Because of who we are as a community development financial institution, as well as a development corporation, with a continuum of levers to pull — flexible financing and services, supportive programs, dynamic partnerships — we were able to turn on a dime and show up for nonprofits when they needed it, where they needed it, and how they needed it. That looked different in different sectors and markets across the Midwest, and we hope this report illuminates some of those stories.
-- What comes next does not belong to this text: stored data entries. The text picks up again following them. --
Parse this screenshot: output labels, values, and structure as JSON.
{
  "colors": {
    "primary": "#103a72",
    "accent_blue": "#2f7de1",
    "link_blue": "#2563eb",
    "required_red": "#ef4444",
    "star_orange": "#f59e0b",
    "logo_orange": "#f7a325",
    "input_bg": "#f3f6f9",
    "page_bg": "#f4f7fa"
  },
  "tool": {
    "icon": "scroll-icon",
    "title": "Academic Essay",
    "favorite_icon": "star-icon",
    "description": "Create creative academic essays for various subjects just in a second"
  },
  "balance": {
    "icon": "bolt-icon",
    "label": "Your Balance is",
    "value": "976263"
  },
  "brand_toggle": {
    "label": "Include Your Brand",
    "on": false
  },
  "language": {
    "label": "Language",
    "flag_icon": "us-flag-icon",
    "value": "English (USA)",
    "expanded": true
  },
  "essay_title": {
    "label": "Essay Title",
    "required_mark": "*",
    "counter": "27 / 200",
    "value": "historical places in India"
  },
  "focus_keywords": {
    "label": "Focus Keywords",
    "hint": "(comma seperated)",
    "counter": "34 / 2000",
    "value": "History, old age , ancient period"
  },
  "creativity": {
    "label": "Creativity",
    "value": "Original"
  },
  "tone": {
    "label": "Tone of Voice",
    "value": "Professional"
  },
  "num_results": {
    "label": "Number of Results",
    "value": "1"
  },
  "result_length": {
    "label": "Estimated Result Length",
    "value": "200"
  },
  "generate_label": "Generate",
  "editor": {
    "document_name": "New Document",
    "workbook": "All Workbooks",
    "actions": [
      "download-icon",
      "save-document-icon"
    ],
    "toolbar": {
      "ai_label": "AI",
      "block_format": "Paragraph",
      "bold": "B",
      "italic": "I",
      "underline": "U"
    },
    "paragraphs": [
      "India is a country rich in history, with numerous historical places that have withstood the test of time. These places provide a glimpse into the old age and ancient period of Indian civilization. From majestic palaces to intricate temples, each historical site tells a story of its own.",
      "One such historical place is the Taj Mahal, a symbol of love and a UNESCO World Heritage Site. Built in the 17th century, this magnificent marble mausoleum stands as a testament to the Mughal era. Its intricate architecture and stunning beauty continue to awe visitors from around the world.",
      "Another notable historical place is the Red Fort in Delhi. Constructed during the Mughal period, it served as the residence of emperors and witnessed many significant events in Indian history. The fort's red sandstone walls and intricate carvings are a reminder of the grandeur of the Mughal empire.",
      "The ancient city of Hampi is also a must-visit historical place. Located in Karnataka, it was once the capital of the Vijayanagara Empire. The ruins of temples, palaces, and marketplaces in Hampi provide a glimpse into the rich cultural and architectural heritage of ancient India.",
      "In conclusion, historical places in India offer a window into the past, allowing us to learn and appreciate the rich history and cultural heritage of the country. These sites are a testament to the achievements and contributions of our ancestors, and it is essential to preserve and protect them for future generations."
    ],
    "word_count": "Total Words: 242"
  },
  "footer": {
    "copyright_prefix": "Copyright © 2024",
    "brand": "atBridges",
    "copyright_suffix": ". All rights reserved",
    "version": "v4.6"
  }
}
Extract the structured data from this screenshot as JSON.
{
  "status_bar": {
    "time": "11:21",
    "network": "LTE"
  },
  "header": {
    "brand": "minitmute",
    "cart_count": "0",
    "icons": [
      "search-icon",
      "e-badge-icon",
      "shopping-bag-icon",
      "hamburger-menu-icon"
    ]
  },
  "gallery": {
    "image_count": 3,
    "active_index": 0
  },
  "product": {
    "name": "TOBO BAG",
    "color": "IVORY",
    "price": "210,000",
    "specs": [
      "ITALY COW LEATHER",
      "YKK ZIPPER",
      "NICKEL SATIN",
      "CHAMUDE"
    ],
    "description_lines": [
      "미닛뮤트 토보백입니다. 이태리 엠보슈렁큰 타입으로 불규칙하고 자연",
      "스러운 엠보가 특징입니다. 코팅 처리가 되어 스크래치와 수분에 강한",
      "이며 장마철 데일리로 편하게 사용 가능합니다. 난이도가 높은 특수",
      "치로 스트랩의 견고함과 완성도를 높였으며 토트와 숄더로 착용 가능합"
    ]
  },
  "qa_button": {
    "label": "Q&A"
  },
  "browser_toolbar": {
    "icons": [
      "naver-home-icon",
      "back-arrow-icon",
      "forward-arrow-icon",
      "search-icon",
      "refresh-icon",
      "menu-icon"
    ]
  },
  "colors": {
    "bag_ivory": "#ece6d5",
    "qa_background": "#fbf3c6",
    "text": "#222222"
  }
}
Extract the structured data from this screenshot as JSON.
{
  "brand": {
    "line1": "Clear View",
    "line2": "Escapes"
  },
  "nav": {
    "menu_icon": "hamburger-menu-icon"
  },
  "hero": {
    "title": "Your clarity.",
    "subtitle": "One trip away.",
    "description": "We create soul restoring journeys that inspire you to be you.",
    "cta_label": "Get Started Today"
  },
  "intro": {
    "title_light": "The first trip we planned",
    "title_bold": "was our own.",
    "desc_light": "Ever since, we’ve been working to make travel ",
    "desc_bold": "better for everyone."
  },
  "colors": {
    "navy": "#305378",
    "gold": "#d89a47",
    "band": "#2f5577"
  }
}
First, there was the PPP, the now common acronym for the federal government’s Paycheck Protection Program. While much has been written about this program’s flaws, there’s no doubt it kept many small businesses and nonprofits alive to fight another day. It was administered by the U.S. Small Business Administration, an agency that typically leaves out nonprofits. But nonprofits needed it, wanted it, and were struggling to get it from traditional financial institutions. This is exactly the kind of challenge that IFF was founded to solve. So, we did what we have often done in our history: we found a way to meet the need, and we were successful because we leveraged our long-existing partnerships with CDFIs and philanthropy.
Second, there were our programs: the technical assistance and capacity building that CDFIs so often do, with philanthropic support. IFF’s programs target specific groups — for example, early educators in Detroit, or arts and culture leaders in Chicago — but they all have one thing in common: supporting the long-term financial sustainability of nonprofits. Pivoting these programs to not only be delivered in a virtual environment, but also to provide timely supports during a global pandemic with myriad consequences for nonprofits, was a crucial part of our work in 2020.
Finally, there was what we call “business as (un)usual.” Because amidst all the chaos, the work simply continued. Nonprofits still needed to find, finance, and refurbish their facilities. Construction was never halted in most Midwest states. And communities continued to rely on social safety net organizations, which faced greater need with fewer resources with a resiliency that was both inspiring and heart-wrenching. If ever nonprofits needed IFF’s support, it was in 2020.
And woven through all these strands of continued and evolving work, was our commitment to racial equity. Communities of color have historically paid a higher price for capital and experienced a disproportionate share of economic and health hardship, and they were put under even greater strain in 2020. At IFF, every decision we made and every program we pivoted asked the questions: Is this an equitable approach? Are we letting our perceived urgency or lack of resources prevent us from being more equitable? What more can we do to level the playing field?
We’ve said it before, and we’ll say it again: Communities thrive when the nonprofits that support them are strong. People relied on nonprofits more than ever during the storms of 2020, and IFF was proud to help them keep dancing in the rain.